Binita Toppo

Medal record

Representing India

Women's field hockey

Asia Cup

Asian Games

Asian Champions Trophy

= Binita Toppo =

Indian field hockey player

Binita Toppo (born 21 November 1980) is an Indian former field hockey player who played for the India women's field hockey team. She was part of the team that won the 2004 Women's Hockey Asia Cup. Toppo is currently employed with Western Railways.

==Early life==
Toppo was born in Lulkidihi in the Sundergarh district of Odisha. She lost her father at a very young age and her mother worked at a school as a cleaner.

==Education==
Toppo studied at the Mahindra College in Ranchi. She trained at the Panposh Sports Hostel, Rourkela. Toppo completed coaches' training programs at Tata Football Academy, Jamshedpur and Baichung Bhutia Football Schools, Delhi.

==Career and training==
Toppo made it to the Indian national team in 2004. Prior to that, she had won many local tournaments in the state. She led the Indian women's hockey team in the 2007 Women's Asia Cup. She led the U-16 Jharkhand state team along with studying at school. She ranked position 5 in Common Wealth Sport in the year 2010.

Toppo played at the full back position in the Indian women's hockey team in the domestic circuit.
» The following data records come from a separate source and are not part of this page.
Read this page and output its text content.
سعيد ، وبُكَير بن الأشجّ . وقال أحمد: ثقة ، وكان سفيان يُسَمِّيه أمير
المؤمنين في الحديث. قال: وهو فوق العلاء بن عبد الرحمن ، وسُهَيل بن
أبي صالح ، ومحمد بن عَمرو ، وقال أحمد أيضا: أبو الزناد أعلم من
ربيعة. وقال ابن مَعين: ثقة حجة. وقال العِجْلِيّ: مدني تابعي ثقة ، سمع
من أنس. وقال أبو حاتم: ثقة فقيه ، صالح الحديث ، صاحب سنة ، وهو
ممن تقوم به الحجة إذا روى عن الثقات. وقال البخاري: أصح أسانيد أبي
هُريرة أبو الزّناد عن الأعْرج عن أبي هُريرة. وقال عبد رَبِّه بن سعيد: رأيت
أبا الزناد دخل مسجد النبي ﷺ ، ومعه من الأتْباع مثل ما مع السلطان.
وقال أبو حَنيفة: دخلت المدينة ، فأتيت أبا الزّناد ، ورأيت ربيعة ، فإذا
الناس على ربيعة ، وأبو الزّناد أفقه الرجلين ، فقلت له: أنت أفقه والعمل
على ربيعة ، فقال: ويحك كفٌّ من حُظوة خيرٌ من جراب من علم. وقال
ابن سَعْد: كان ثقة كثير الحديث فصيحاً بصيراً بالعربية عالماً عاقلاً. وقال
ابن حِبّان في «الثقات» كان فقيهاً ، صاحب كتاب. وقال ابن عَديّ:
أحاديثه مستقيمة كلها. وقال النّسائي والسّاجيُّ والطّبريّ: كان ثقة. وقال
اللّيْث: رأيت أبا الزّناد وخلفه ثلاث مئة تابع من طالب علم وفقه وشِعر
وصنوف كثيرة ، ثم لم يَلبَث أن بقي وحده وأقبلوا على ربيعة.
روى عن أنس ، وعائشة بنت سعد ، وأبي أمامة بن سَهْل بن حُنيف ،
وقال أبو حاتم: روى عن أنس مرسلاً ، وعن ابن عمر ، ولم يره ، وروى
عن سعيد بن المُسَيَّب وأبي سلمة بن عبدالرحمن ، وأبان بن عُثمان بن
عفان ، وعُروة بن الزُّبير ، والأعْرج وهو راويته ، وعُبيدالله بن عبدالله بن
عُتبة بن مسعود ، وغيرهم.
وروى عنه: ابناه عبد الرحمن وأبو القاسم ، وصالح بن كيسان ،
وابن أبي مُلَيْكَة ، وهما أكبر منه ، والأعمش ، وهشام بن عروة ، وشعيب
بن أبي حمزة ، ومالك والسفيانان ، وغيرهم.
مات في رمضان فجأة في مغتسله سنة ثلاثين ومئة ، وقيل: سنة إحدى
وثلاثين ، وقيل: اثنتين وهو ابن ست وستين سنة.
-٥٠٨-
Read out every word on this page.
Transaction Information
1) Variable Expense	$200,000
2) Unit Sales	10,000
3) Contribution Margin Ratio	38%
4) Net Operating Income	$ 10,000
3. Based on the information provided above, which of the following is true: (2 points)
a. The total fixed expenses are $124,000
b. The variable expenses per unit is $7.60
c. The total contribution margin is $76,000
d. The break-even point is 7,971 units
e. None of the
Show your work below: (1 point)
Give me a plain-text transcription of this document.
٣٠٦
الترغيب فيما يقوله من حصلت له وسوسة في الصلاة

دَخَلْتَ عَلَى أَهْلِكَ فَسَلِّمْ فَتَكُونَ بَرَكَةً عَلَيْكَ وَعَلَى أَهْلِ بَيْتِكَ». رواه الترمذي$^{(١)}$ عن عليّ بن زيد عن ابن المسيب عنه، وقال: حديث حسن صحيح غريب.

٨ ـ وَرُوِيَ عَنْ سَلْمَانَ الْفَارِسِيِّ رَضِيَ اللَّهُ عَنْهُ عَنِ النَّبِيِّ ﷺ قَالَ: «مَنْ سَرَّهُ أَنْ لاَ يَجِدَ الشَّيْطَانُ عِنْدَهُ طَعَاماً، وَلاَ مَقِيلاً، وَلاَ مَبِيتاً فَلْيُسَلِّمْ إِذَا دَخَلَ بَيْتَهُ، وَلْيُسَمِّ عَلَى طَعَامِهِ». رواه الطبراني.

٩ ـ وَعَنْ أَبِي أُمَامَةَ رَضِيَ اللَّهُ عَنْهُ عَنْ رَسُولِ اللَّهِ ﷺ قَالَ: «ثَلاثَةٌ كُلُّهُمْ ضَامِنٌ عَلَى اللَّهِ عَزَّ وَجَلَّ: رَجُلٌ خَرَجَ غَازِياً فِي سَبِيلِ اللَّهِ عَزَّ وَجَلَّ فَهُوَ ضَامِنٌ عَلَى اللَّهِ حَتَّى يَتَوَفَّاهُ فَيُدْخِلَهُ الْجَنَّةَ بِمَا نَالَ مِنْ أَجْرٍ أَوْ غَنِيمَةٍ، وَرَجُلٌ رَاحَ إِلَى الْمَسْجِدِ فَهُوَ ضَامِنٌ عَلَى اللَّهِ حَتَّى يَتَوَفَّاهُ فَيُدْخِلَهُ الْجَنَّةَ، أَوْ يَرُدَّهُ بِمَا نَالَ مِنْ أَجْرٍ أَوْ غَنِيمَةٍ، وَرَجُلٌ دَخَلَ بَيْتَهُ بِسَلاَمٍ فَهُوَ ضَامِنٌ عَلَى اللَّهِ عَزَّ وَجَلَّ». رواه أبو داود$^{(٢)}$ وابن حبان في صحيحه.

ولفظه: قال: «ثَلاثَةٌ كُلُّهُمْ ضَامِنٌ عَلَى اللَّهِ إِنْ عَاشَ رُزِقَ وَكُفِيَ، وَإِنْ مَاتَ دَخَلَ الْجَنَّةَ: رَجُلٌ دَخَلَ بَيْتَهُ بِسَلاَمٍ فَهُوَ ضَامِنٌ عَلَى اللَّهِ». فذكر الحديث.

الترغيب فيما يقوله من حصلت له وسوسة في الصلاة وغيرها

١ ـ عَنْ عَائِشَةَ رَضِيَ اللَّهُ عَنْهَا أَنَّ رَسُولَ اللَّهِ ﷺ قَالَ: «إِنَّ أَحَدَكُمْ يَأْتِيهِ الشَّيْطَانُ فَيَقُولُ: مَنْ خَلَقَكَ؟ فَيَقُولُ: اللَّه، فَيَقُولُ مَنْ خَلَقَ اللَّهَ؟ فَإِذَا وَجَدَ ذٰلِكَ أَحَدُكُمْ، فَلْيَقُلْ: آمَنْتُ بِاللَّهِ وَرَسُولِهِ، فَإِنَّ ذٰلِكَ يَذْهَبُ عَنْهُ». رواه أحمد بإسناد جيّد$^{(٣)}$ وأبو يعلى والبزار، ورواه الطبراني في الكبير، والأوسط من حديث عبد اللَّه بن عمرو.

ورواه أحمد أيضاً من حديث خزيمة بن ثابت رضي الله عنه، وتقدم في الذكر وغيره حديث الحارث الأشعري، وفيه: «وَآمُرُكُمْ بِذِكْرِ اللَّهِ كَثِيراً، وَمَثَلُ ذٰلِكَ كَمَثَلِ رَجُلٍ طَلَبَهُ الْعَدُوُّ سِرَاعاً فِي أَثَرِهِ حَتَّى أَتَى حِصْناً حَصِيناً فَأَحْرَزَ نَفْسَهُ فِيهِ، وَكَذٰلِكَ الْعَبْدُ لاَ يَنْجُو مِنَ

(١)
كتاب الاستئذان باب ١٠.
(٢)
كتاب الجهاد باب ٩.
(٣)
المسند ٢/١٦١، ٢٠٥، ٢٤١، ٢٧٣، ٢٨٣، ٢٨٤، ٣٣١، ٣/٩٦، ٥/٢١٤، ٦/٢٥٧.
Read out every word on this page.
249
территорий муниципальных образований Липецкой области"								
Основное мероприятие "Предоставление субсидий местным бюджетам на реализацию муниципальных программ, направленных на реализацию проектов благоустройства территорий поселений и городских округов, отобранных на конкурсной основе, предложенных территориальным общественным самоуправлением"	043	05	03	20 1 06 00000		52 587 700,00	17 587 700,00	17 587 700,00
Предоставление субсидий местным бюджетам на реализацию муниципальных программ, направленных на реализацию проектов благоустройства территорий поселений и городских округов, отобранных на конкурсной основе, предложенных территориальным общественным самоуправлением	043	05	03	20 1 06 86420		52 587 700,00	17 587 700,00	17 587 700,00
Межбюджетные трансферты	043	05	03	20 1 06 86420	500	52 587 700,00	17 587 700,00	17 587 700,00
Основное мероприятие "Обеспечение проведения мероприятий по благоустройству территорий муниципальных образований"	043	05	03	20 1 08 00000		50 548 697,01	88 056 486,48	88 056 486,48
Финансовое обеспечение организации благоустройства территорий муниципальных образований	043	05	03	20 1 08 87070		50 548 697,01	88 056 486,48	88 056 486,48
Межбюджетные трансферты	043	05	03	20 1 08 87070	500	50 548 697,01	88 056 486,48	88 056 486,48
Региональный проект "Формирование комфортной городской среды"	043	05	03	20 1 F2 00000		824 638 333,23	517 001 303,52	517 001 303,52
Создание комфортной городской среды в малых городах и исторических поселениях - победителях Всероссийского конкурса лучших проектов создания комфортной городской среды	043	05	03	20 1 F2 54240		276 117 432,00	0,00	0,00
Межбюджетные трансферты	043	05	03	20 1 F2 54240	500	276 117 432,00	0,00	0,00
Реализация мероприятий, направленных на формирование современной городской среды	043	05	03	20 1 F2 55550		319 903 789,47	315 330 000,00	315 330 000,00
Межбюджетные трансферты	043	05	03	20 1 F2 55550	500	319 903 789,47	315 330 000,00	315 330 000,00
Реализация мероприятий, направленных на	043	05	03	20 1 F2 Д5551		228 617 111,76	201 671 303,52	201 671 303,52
In the international circuit, Toppo played
- Asian Games in Doha in December 2006
- Asia Cup in Delhi in February 2004
- Indira Gandhi Gold Cup in Delhi in October 2005
- Asian Tour, a four nation tournament in Singapore in August 2004.
- Australian Tour, 3 nation series in April 2004
Toppo also represented India in the 2006 World Cup in Madrid.

== Recognition ==
In May 2011, Toppo was felicitated by the then chief minister Naveen Patnaik at Jaydev Bhawan, Bhubaneshwar for her contributions to Indian hockey.